Looking to his kicking counterpart, Chandler Catanzaro went 0/2 on extra-points and 1/2 on field goals. Franks and company were the difference in this sloppy game.
Week 14 Black Swans
As much as I’d love to rip Bennie Fowler for dropping a touchdown pass that would have given the Broncos the lead, I’ve discussed my team too much recently. I’m also going to spare Eagles right tackle Matt Tobin, since he may have been playing hurt when he allowed Ryan Kerrigan to walk around him to end the game. How about we focus on these ones, instead?
Austin Howard, Right Tackle, Raiders
I don’t want to harp too much on the lone sack of the game, when Howard was beaten by Justin Houston, because the Raiders’ offensive line has done a great job protecting Derek Carr all season, and it was Justin Houston. I am going to point out the boneheaded move Howard made with the game on the line, though.
With 2:01 to play and the Raiders down 21-13, Carr moved his team from its own 15-yard line all the way to the KC 14. On fourth-and-one, Carr began barking out orders. Howard flinched and was called for the false start. This put Oakland (which gained 135 of its 244 total yards on the ground) in fourth-and-six and running the ball was no longer an option.

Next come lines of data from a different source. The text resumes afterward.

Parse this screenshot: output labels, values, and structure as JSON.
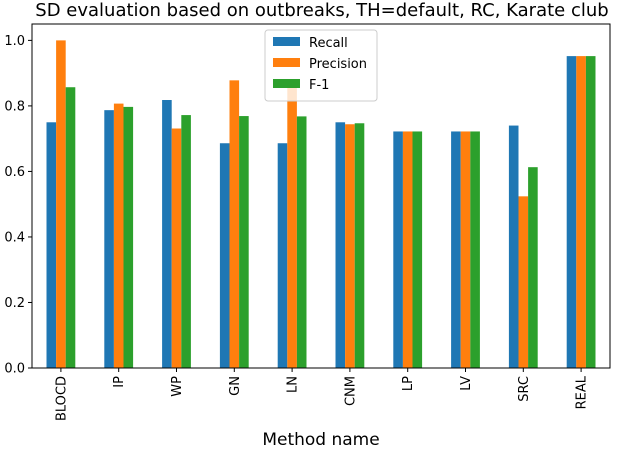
{
  "chart_data": {
    "type": "bar",
    "title": "SD evaluation based on outbreaks, TH=default, RC, Karate club",
    "xlabel": "Method name",
    "ylabel": "",
    "ylim": [
      0,
      1.05
    ],
    "yticks": [
      "0.0",
      "0.2",
      "0.4",
      "0.6",
      "0.8",
      "1.0"
    ],
    "categories": [
      "BLOCD",
      "IP",
      "WP",
      "GN",
      "LN",
      "CNM",
      "LP",
      "LV",
      "SRC",
      "REAL"
    ],
    "series": [
      {
        "name": "Recall",
        "color": "#1f77b4",
        "values": [
          0.75,
          0.787,
          0.818,
          0.686,
          0.686,
          0.75,
          0.722,
          0.722,
          0.74,
          0.952
        ]
      },
      {
        "name": "Precision",
        "color": "#ff7f0e",
        "values": [
          1.0,
          0.807,
          0.731,
          0.878,
          0.864,
          0.744,
          0.722,
          0.722,
          0.524,
          0.952
        ]
      },
      {
        "name": "F-1",
        "color": "#2ca02c",
        "values": [
          0.857,
          0.797,
          0.772,
          0.769,
          0.768,
          0.747,
          0.722,
          0.722,
          0.613,
          0.952
        ]
      }
    ],
    "grid": false,
    "legend_position": "top-center"
  }
}
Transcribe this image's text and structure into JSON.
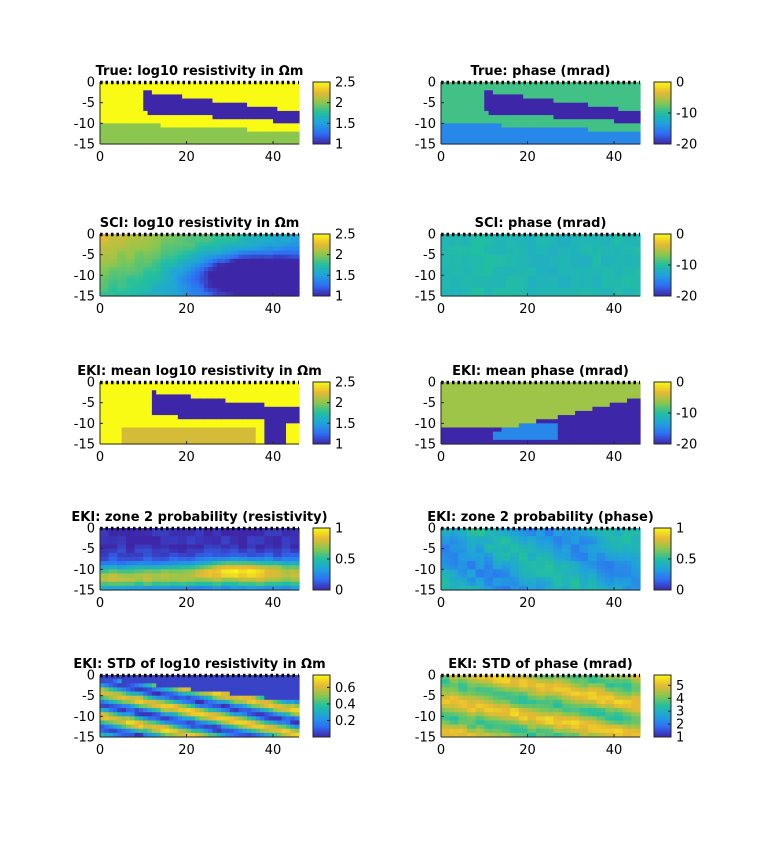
{
  "colormap": [
    "#3e26a8",
    "#2f6ef5",
    "#20a2dc",
    "#22bfa0",
    "#8bc74e",
    "#e8b932",
    "#f9fb15"
  ],
  "chart_data": [
    {
      "type": "heatmap",
      "title": "True: log10 resistivity in Ωm",
      "xlim": [
        0,
        46
      ],
      "ylim": [
        -15,
        0
      ],
      "x_ticks": [
        "0",
        "20",
        "40"
      ],
      "y_ticks": [
        "0",
        "-5",
        "-10",
        "-15"
      ],
      "colorbar": {
        "range": [
          1,
          2.5
        ],
        "ticks": [
          "2.5",
          "2",
          "1.5",
          "1"
        ]
      },
      "regions": [
        {
          "zone": "background",
          "value": 2.5
        },
        {
          "zone": "inclusion",
          "value": 1.0
        },
        {
          "zone": "bottom layer",
          "value": 2.0
        }
      ]
    },
    {
      "type": "heatmap",
      "title": "True: phase (mrad)",
      "xlim": [
        0,
        46
      ],
      "ylim": [
        -15,
        0
      ],
      "x_ticks": [
        "0",
        "20",
        "40"
      ],
      "y_ticks": [
        "0",
        "-5",
        "-10",
        "-15"
      ],
      "colorbar": {
        "range": [
          -20,
          0
        ],
        "ticks": [
          "0",
          "-10",
          "-20"
        ]
      },
      "regions": [
        {
          "zone": "background",
          "value": -9
        },
        {
          "zone": "inclusion",
          "value": -20
        },
        {
          "zone": "bottom layer",
          "value": -15
        }
      ]
    },
    {
      "type": "heatmap",
      "title": "SCI: log10 resistivity in Ωm",
      "xlim": [
        0,
        46
      ],
      "ylim": [
        -15,
        0
      ],
      "x_ticks": [
        "0",
        "20",
        "40"
      ],
      "y_ticks": [
        "0",
        "-5",
        "-10",
        "-15"
      ],
      "colorbar": {
        "range": [
          1,
          2.5
        ],
        "ticks": [
          "2.5",
          "2",
          "1.5",
          "1"
        ]
      },
      "pattern": "smooth high background with low blob near x=35, y=-10"
    },
    {
      "type": "heatmap",
      "title": "SCI: phase (mrad)",
      "xlim": [
        0,
        46
      ],
      "ylim": [
        -15,
        0
      ],
      "x_ticks": [
        "0",
        "20",
        "40"
      ],
      "y_ticks": [
        "0",
        "-5",
        "-10",
        "-15"
      ],
      "colorbar": {
        "range": [
          -20,
          0
        ],
        "ticks": [
          "0",
          "-10",
          "-20"
        ]
      },
      "pattern": "nearly uniform, about -11"
    },
    {
      "type": "heatmap",
      "title": "EKI: mean log10 resistivity in Ωm",
      "xlim": [
        0,
        46
      ],
      "ylim": [
        -15,
        0
      ],
      "x_ticks": [
        "0",
        "20",
        "40"
      ],
      "y_ticks": [
        "0",
        "-5",
        "-10",
        "-15"
      ],
      "colorbar": {
        "range": [
          1,
          2.5
        ],
        "ticks": [
          "2.5",
          "2",
          "1.5",
          "1"
        ]
      },
      "regions": [
        {
          "zone": "background",
          "value": 2.5
        },
        {
          "zone": "inclusion",
          "value": 1.0
        },
        {
          "zone": "bottom layer",
          "value": 2.2
        }
      ]
    },
    {
      "type": "heatmap",
      "title": "EKI: mean phase (mrad)",
      "xlim": [
        0,
        46
      ],
      "ylim": [
        -15,
        0
      ],
      "x_ticks": [
        "0",
        "20",
        "40"
      ],
      "y_ticks": [
        "0",
        "-5",
        "-10",
        "-15"
      ],
      "colorbar": {
        "range": [
          -20,
          0
        ],
        "ticks": [
          "0",
          "-10",
          "-20"
        ]
      },
      "regions": [
        {
          "zone": "background",
          "value": -6
        },
        {
          "zone": "inclusion",
          "value": -20
        },
        {
          "zone": "bottom patch",
          "value": -15
        }
      ]
    },
    {
      "type": "heatmap",
      "title": "EKI: zone 2 probability (resistivity)",
      "xlim": [
        0,
        46
      ],
      "ylim": [
        -15,
        0
      ],
      "x_ticks": [
        "0",
        "20",
        "40"
      ],
      "y_ticks": [
        "0",
        "-5",
        "-10",
        "-15"
      ],
      "colorbar": {
        "range": [
          0,
          1
        ],
        "ticks": [
          "1",
          "0.5",
          "0"
        ]
      },
      "pattern": "low near surface, high band near y=-11"
    },
    {
      "type": "heatmap",
      "title": "EKI: zone 2 probability (phase)",
      "xlim": [
        0,
        46
      ],
      "ylim": [
        -15,
        0
      ],
      "x_ticks": [
        "0",
        "20",
        "40"
      ],
      "y_ticks": [
        "0",
        "-5",
        "-10",
        "-15"
      ],
      "colorbar": {
        "range": [
          0,
          1
        ],
        "ticks": [
          "1",
          "0.5",
          "0"
        ]
      },
      "pattern": "mostly 0.3-0.5"
    },
    {
      "type": "heatmap",
      "title": "EKI: STD of log10 resistivity in Ωm",
      "xlim": [
        0,
        46
      ],
      "ylim": [
        -15,
        0
      ],
      "x_ticks": [
        "0",
        "20",
        "40"
      ],
      "y_ticks": [
        "0",
        "-5",
        "-10",
        "-15"
      ],
      "colorbar": {
        "range": [
          0,
          0.75
        ],
        "ticks": [
          "0.6",
          "0.4",
          "0.2"
        ]
      },
      "pattern": "low near surface, high stripes at depth"
    },
    {
      "type": "heatmap",
      "title": "EKI: STD of phase (mrad)",
      "xlim": [
        0,
        46
      ],
      "ylim": [
        -15,
        0
      ],
      "x_ticks": [
        "0",
        "20",
        "40"
      ],
      "y_ticks": [
        "0",
        "-5",
        "-10",
        "-15"
      ],
      "colorbar": {
        "range": [
          1,
          5.8
        ],
        "ticks": [
          "5",
          "4",
          "3",
          "2",
          "1"
        ]
      },
      "pattern": "mostly 4-5 with yellow band"
    }
  ]
}
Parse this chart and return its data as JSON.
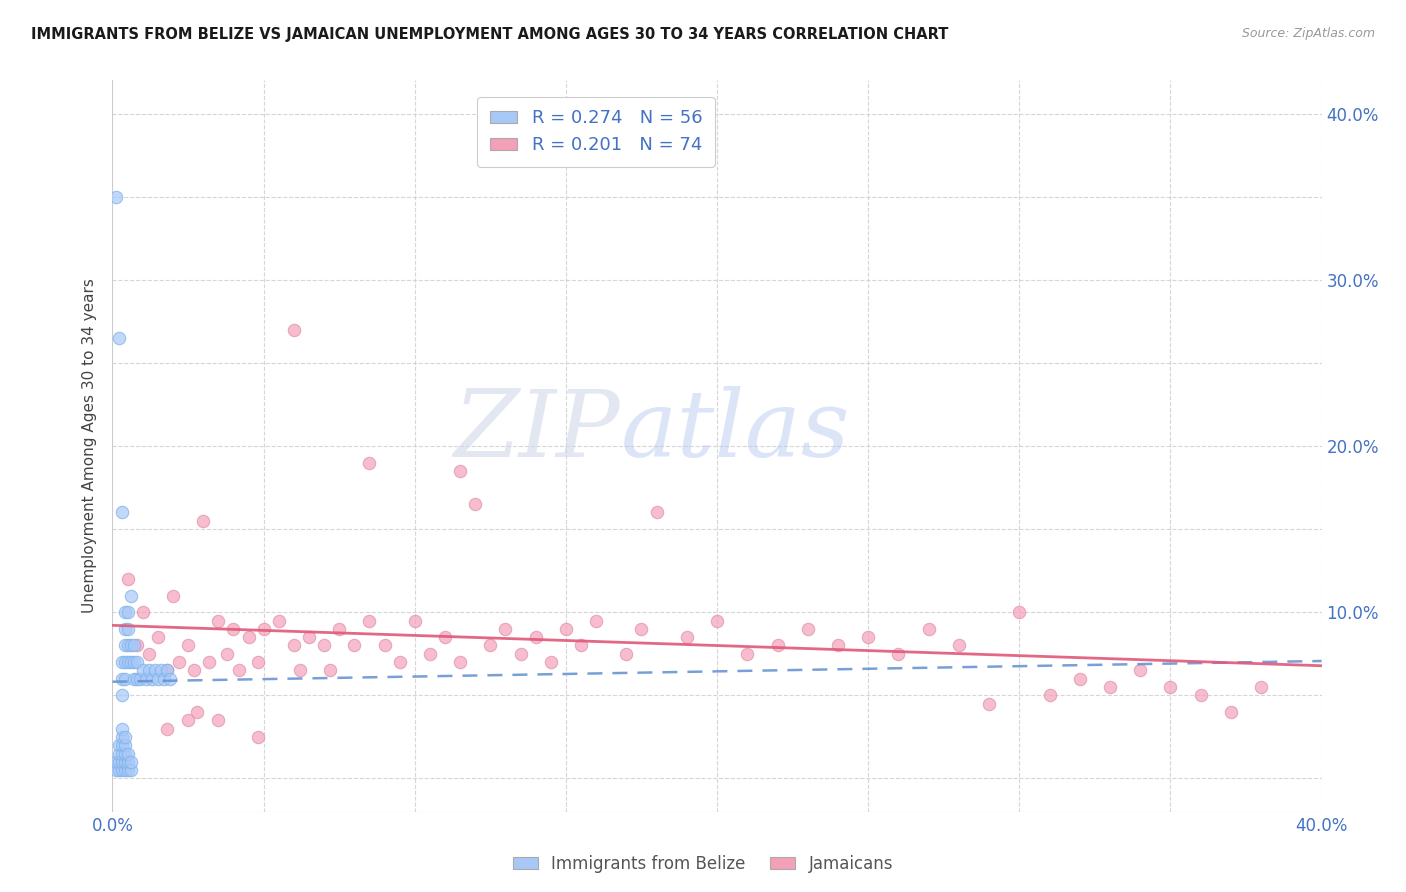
{
  "title": "IMMIGRANTS FROM BELIZE VS JAMAICAN UNEMPLOYMENT AMONG AGES 30 TO 34 YEARS CORRELATION CHART",
  "source": "Source: ZipAtlas.com",
  "ylabel": "Unemployment Among Ages 30 to 34 years",
  "xlim": [
    0.0,
    0.4
  ],
  "ylim": [
    -0.02,
    0.42
  ],
  "background_color": "#ffffff",
  "watermark_zip": "ZIP",
  "watermark_atlas": "atlas",
  "legend_R1": "R = 0.274",
  "legend_N1": "N = 56",
  "legend_R2": "R = 0.201",
  "legend_N2": "N = 74",
  "color_belize": "#a8c8f8",
  "color_jamaican": "#f4a0b8",
  "color_text_blue": "#4472c4",
  "color_trendline_belize": "#6090d0",
  "color_trendline_jamaican": "#e05878",
  "belize_x": [
    0.001,
    0.001,
    0.001,
    0.002,
    0.002,
    0.002,
    0.002,
    0.002,
    0.003,
    0.003,
    0.003,
    0.003,
    0.003,
    0.003,
    0.003,
    0.003,
    0.003,
    0.003,
    0.004,
    0.004,
    0.004,
    0.004,
    0.004,
    0.004,
    0.004,
    0.004,
    0.004,
    0.004,
    0.005,
    0.005,
    0.005,
    0.005,
    0.005,
    0.005,
    0.005,
    0.006,
    0.006,
    0.006,
    0.006,
    0.006,
    0.007,
    0.007,
    0.007,
    0.008,
    0.008,
    0.009,
    0.01,
    0.011,
    0.012,
    0.013,
    0.014,
    0.015,
    0.016,
    0.017,
    0.018,
    0.019
  ],
  "belize_y": [
    0.35,
    0.005,
    0.01,
    0.265,
    0.005,
    0.01,
    0.015,
    0.02,
    0.16,
    0.005,
    0.01,
    0.015,
    0.02,
    0.025,
    0.03,
    0.05,
    0.06,
    0.07,
    0.005,
    0.01,
    0.015,
    0.02,
    0.025,
    0.06,
    0.07,
    0.08,
    0.09,
    0.1,
    0.005,
    0.01,
    0.015,
    0.07,
    0.08,
    0.09,
    0.1,
    0.005,
    0.01,
    0.07,
    0.08,
    0.11,
    0.06,
    0.07,
    0.08,
    0.06,
    0.07,
    0.06,
    0.065,
    0.06,
    0.065,
    0.06,
    0.065,
    0.06,
    0.065,
    0.06,
    0.065,
    0.06
  ],
  "jamaican_x": [
    0.005,
    0.008,
    0.01,
    0.012,
    0.015,
    0.018,
    0.02,
    0.022,
    0.025,
    0.027,
    0.03,
    0.032,
    0.035,
    0.038,
    0.04,
    0.042,
    0.045,
    0.048,
    0.05,
    0.055,
    0.06,
    0.062,
    0.065,
    0.07,
    0.072,
    0.075,
    0.08,
    0.085,
    0.09,
    0.095,
    0.1,
    0.105,
    0.11,
    0.115,
    0.12,
    0.125,
    0.13,
    0.135,
    0.14,
    0.145,
    0.15,
    0.155,
    0.16,
    0.17,
    0.175,
    0.18,
    0.19,
    0.2,
    0.21,
    0.22,
    0.23,
    0.24,
    0.25,
    0.26,
    0.27,
    0.28,
    0.29,
    0.3,
    0.31,
    0.32,
    0.33,
    0.34,
    0.35,
    0.36,
    0.37,
    0.38,
    0.028,
    0.035,
    0.018,
    0.025,
    0.048,
    0.06,
    0.085,
    0.115
  ],
  "jamaican_y": [
    0.12,
    0.08,
    0.1,
    0.075,
    0.085,
    0.065,
    0.11,
    0.07,
    0.08,
    0.065,
    0.155,
    0.07,
    0.095,
    0.075,
    0.09,
    0.065,
    0.085,
    0.07,
    0.09,
    0.095,
    0.08,
    0.065,
    0.085,
    0.08,
    0.065,
    0.09,
    0.08,
    0.095,
    0.08,
    0.07,
    0.095,
    0.075,
    0.085,
    0.07,
    0.165,
    0.08,
    0.09,
    0.075,
    0.085,
    0.07,
    0.09,
    0.08,
    0.095,
    0.075,
    0.09,
    0.16,
    0.085,
    0.095,
    0.075,
    0.08,
    0.09,
    0.08,
    0.085,
    0.075,
    0.09,
    0.08,
    0.045,
    0.1,
    0.05,
    0.06,
    0.055,
    0.065,
    0.055,
    0.05,
    0.04,
    0.055,
    0.04,
    0.035,
    0.03,
    0.035,
    0.025,
    0.27,
    0.19,
    0.185
  ]
}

Carr’s ensuing pass fell incomplete and the Raiders turned the ball over on downs, ending the game. Had Howard not jumped, the Raiders likely would have converted that fourth down opportunity and potentially tied the game. At least he had NBC to take some of the eyes off him.
Dan Carpenter, Kicker, Bills
Sure, Carpenter missed an extra-point, but it didn’t really factor into the outcome. His horrendous attempt at an onside kick sure did, though.
After scoring a touchdown to get within seven with just under 1:30 to play, Buffalo lined up for an onside kick. Instead of trying to describe how bad Carpenter’s attempted onside kick was, why don’t I just show you. You can see it at 5:23 of this video…
Chip Kelly, Head Coach, 49ers
I’m having a really hard time deciding whether Chip belongs in the swans or pawns section. Yes, he lost the game for the 49ers, but was that good or bad for the organization?
After his team jumped out to a 14-0 lead less than five minutes into the game, Chip and the 49ers looked destined to snap their 11-game losing streak. They headed into the locker room up 17-3 at halftime, and then everything fell apart.
Colin Kaepernick went 11/15 for 116 yards and a touchdown through the air in the first half, and was carving up the horrendous Jets secondary. But Chip clearly didn’t trust his quarterback to put the ball in the air in the second half; Kaepernick only had eight pass attempts after the break, and the 49ers took their foot off the gas just enough for Bryce Petty to bring his team back.
The 49ers watched their lead disappear and prepared themselves for overtime. This is where Chip made his worst/best decision. On the first possession, San Francisco drove into Jets territory and faced a fourth-and-two from the 37-yard line. Kelly decided to roll the dice and go for it. The decision is still baffling to me. Here are all the possible thoughts that could have been going through his head: the coach trusted his ice-cold offense to pick up the two yards; he didn’t trust Phil Dawson to make a 54-yard field goal; he didn’t have any faith in punter Bradley Pinion to pin the Jets deep in their own territory; he had zero faith in his defense to prevent a terrible quarterback from driving his team into field-goal range; or, he just wanted a shot at landing the first-overall pick.
If it was the lattermost option, then well done, Chip. You clearly demonstrated your astute ability to lose a football game.